Afghanistan Trade and Revenue Project (ATAR)

  • Duration: November 2013 – November 2017
  • Project budget: $78 million


USAID’s Afghanistan Trade and Revenue Project (ATAR) improves the integration of regional trade by developing cross border transit agreements, improving economic growth and stability in the region. The project supports Afghanistan’s accession to the World Trade Organization (WTO), works with the public and private sector to increase the country’s international trade, and provides the Afghan government with support to improve its ability to generate revenue to replace donor assistance.

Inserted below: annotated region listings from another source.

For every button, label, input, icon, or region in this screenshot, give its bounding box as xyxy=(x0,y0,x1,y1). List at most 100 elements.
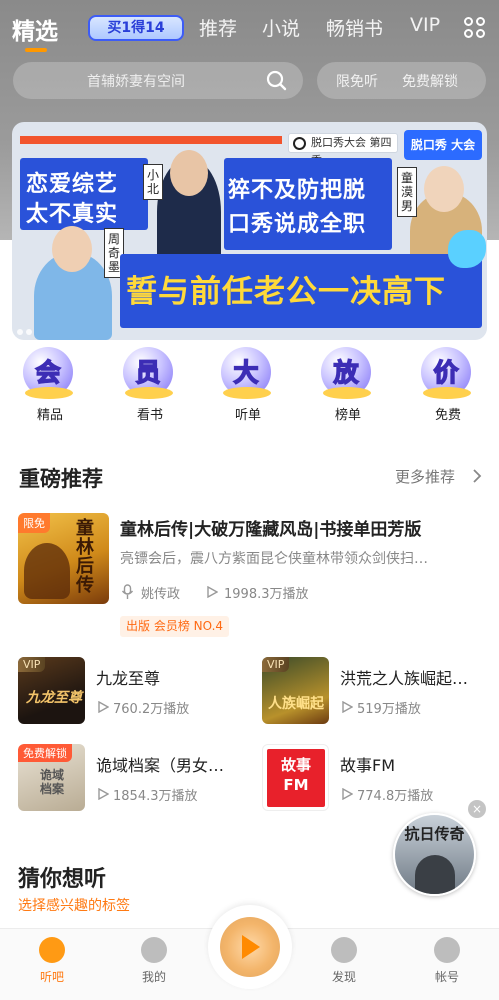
play-count: 774.8万播放 xyxy=(357,789,434,804)
quick-link-xianmian[interactable]: 限免听 xyxy=(336,71,378,91)
list-item[interactable]: 九龙至尊 VIP 九龙至尊 760.2万播放 xyxy=(18,657,248,727)
gate-illustration xyxy=(415,855,455,894)
banner-headline-2: 太不真实 xyxy=(26,202,119,227)
quick-links-pill: 限免听 免费解锁 xyxy=(317,62,486,99)
banner-stripe xyxy=(20,136,282,144)
chevron-right-icon[interactable] xyxy=(471,468,483,484)
close-icon[interactable]: × xyxy=(468,800,486,818)
membership-badge-icon: 放 xyxy=(321,347,375,401)
category-mianfei[interactable]: 价 免费 xyxy=(413,344,483,428)
choose-tags-link[interactable]: 选择感兴趣的标签 xyxy=(18,895,130,915)
nav-label: 听吧 xyxy=(39,970,64,984)
nav-wode[interactable]: 我的 xyxy=(119,929,189,1000)
free-tag: 限免 xyxy=(18,513,50,533)
category-label: 榜单 xyxy=(334,408,361,423)
play-count-icon xyxy=(342,788,353,800)
play-count: 1854.3万播放 xyxy=(113,789,198,804)
membership-badge-icon: 员 xyxy=(123,347,177,401)
category-label: 看书 xyxy=(136,408,163,423)
headphone-disc-icon xyxy=(39,937,65,963)
banner-main-headline: 誓与前任老公一决高下 xyxy=(126,274,446,310)
album-cover: 人族崛起 VIP xyxy=(262,657,329,724)
banner-person-head xyxy=(52,226,92,272)
promo-badge[interactable]: 买1得14 xyxy=(88,15,184,41)
search-placeholder: 首辅娇妻有空间 xyxy=(87,74,185,90)
tab-jingxuan[interactable]: 精选 xyxy=(12,12,58,46)
album-cover: 九龙至尊 VIP xyxy=(18,657,85,724)
category-row: 会 精品 员 看书 大 听单 放 榜单 价 免费 xyxy=(0,344,499,428)
category-label: 精品 xyxy=(36,408,63,423)
item-title: 九龙至尊 xyxy=(96,669,161,688)
category-tingdan[interactable]: 大 听单 xyxy=(213,344,283,428)
tab-vip[interactable]: VIP xyxy=(410,14,440,36)
section-title: 重磅推荐 xyxy=(19,467,103,491)
album-cover: 故事 FM xyxy=(262,744,329,811)
play-count-icon xyxy=(342,701,353,713)
play-count: 760.2万播放 xyxy=(113,702,190,717)
host-name: 姚传政 xyxy=(141,587,181,602)
membership-badge-icon: 价 xyxy=(421,347,475,401)
search-icon[interactable] xyxy=(266,70,287,91)
play-count-icon xyxy=(98,701,109,713)
category-jingpin[interactable]: 会 精品 xyxy=(15,344,85,428)
item-title: 洪荒之人族崛起… xyxy=(340,669,469,688)
item-title: 诡域档案（男女… xyxy=(96,756,225,775)
rank-badge[interactable]: 出版 会员榜 NO.4 xyxy=(120,616,230,637)
play-icon xyxy=(242,935,260,959)
play-count: 519万播放 xyxy=(357,702,421,717)
microphone-icon xyxy=(121,584,134,599)
more-recommendations-link[interactable]: 更多推荐 xyxy=(395,466,455,487)
tab-xiaoshuo[interactable]: 小说 xyxy=(262,14,300,41)
vip-badge: VIP xyxy=(18,657,46,672)
banner-person-head xyxy=(424,166,464,212)
list-item[interactable]: 人族崛起 VIP 洪荒之人族崛起… 519万播放 xyxy=(262,657,492,727)
headphone-icon xyxy=(293,137,306,150)
promo-banner[interactable]: 脱口秀大会 第四季 脱口秀 大会 恋爱综艺 太不真实 猝不及防把脱 口秀说成全职… xyxy=(12,122,487,340)
headset-user-icon xyxy=(141,937,167,963)
nav-faxian[interactable]: 发现 xyxy=(309,929,379,1000)
featured-cover[interactable]: 童林后传 限免 xyxy=(18,513,109,604)
more-channels-icon[interactable] xyxy=(464,17,486,39)
play-count-icon xyxy=(98,788,109,800)
banner-headline-1: 恋爱综艺 xyxy=(26,172,119,197)
banner-brand-logo: 脱口秀 大会 xyxy=(404,130,482,160)
vip-badge: VIP xyxy=(262,657,290,672)
category-label: 听单 xyxy=(234,408,261,423)
compass-icon xyxy=(331,937,357,963)
nav-label: 帐号 xyxy=(434,970,459,984)
tab-tuijian[interactable]: 推荐 xyxy=(199,14,237,41)
section-title: 猜你想听 xyxy=(18,867,107,892)
play-count: 1998.3万播放 xyxy=(224,587,309,602)
banner-show-logo: 脱口秀大会 第四季 xyxy=(288,133,398,167)
banner-name-tag: 童漠男 xyxy=(397,167,417,217)
item-title: 故事FM xyxy=(340,756,396,775)
tab-changxiaoshu[interactable]: 畅销书 xyxy=(326,14,383,41)
active-tab-indicator xyxy=(25,48,47,52)
account-icon xyxy=(434,937,460,963)
membership-badge-icon: 会 xyxy=(23,347,77,401)
category-label: 免费 xyxy=(434,408,461,423)
nav-zhanghao[interactable]: 帐号 xyxy=(412,929,482,1000)
free-unlock-badge: 免费解锁 xyxy=(18,744,72,762)
membership-badge-icon: 大 xyxy=(221,347,275,401)
search-input[interactable]: 首辅娇妻有空间 xyxy=(13,62,303,99)
banner-name-tag: 小北 xyxy=(143,164,163,200)
floating-promo[interactable]: 抗日传奇 xyxy=(393,813,476,896)
featured-title[interactable]: 童林后传|大破万隆藏风岛|书接单田芳版 xyxy=(120,515,421,540)
top-tabs: 精选 买1得14 推荐 小说 畅销书 VIP xyxy=(0,0,499,58)
banner-headline-3: 猝不及防把脱 xyxy=(228,178,367,203)
banner-person-head xyxy=(170,150,208,196)
floating-promo-title: 抗日传奇 xyxy=(404,825,465,843)
list-item[interactable]: 故事 FM 故事FM 774.8万播放 xyxy=(262,744,492,814)
featured-description: 亮镖会后，震八方紫面昆仑侠童林带领众剑侠扫… xyxy=(120,551,428,567)
category-kanshu[interactable]: 员 看书 xyxy=(115,344,185,428)
player-button[interactable] xyxy=(208,905,292,989)
quick-link-free-unlock[interactable]: 免费解锁 xyxy=(402,71,458,91)
list-item[interactable]: 诡域档案 免费解锁 诡域档案（男女… 1854.3万播放 xyxy=(18,744,248,814)
album-cover: 诡域档案 免费解锁 xyxy=(18,744,85,811)
category-bangdan[interactable]: 放 榜单 xyxy=(313,344,383,428)
hand-icon xyxy=(448,230,486,268)
nav-tingba[interactable]: 听吧 xyxy=(17,929,87,1000)
cover-figure xyxy=(24,543,70,599)
app-screen: 精选 买1得14 推荐 小说 畅销书 VIP 首辅娇妻有空间 限免听 免费解锁 … xyxy=(0,0,499,1000)
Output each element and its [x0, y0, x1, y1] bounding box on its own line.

  • Improving the capacity of the Afghan government to formulate and implement a modern policy framework for trade and investment in accordance with international standards, including WTO accession.
  • Supporting trade and transit agreements between Afghanistan and Tajikistan, Uzbekistan, Turkmenistan, Kyrgyzstan, Pakistan and India, including support for implementation of harmonized tariffs, simplified border crossing procedures, and trade facilitation.
  • Supporting continued improvement in customs revenue collection capacity, including the implementation of electronic payments and the streamlining and modernization of customs procedures.


  • Facilitated negotiations on trade and transit agreements with neighbors and trading partners including the Central Asia Cross Border Transit Agreement, South Asia Free Trade Agreement, and the Lapis Lazuli initiative.
  • Launched E-Payments system for traders to pay customs fees at commercial banks.
  • Supported Afghanistan’s negotiating and finalizing its WTO accession package, with the goal of Afghanistan becoming a WTO member.
  • Implemented a piloted a risk management system for the Afghan Customs Department.
  • Assisted Afghanistan in setting up its pavilion at the Milan Expo, which was rated as one of 10 best pavilions.
  • Helped draft and assisted in the approval of Afghanistan’s Trademark and Geographical Indication law as part of the WTO accession process, as well as preparing 25 additional pieces of legislation needed for WTO accession.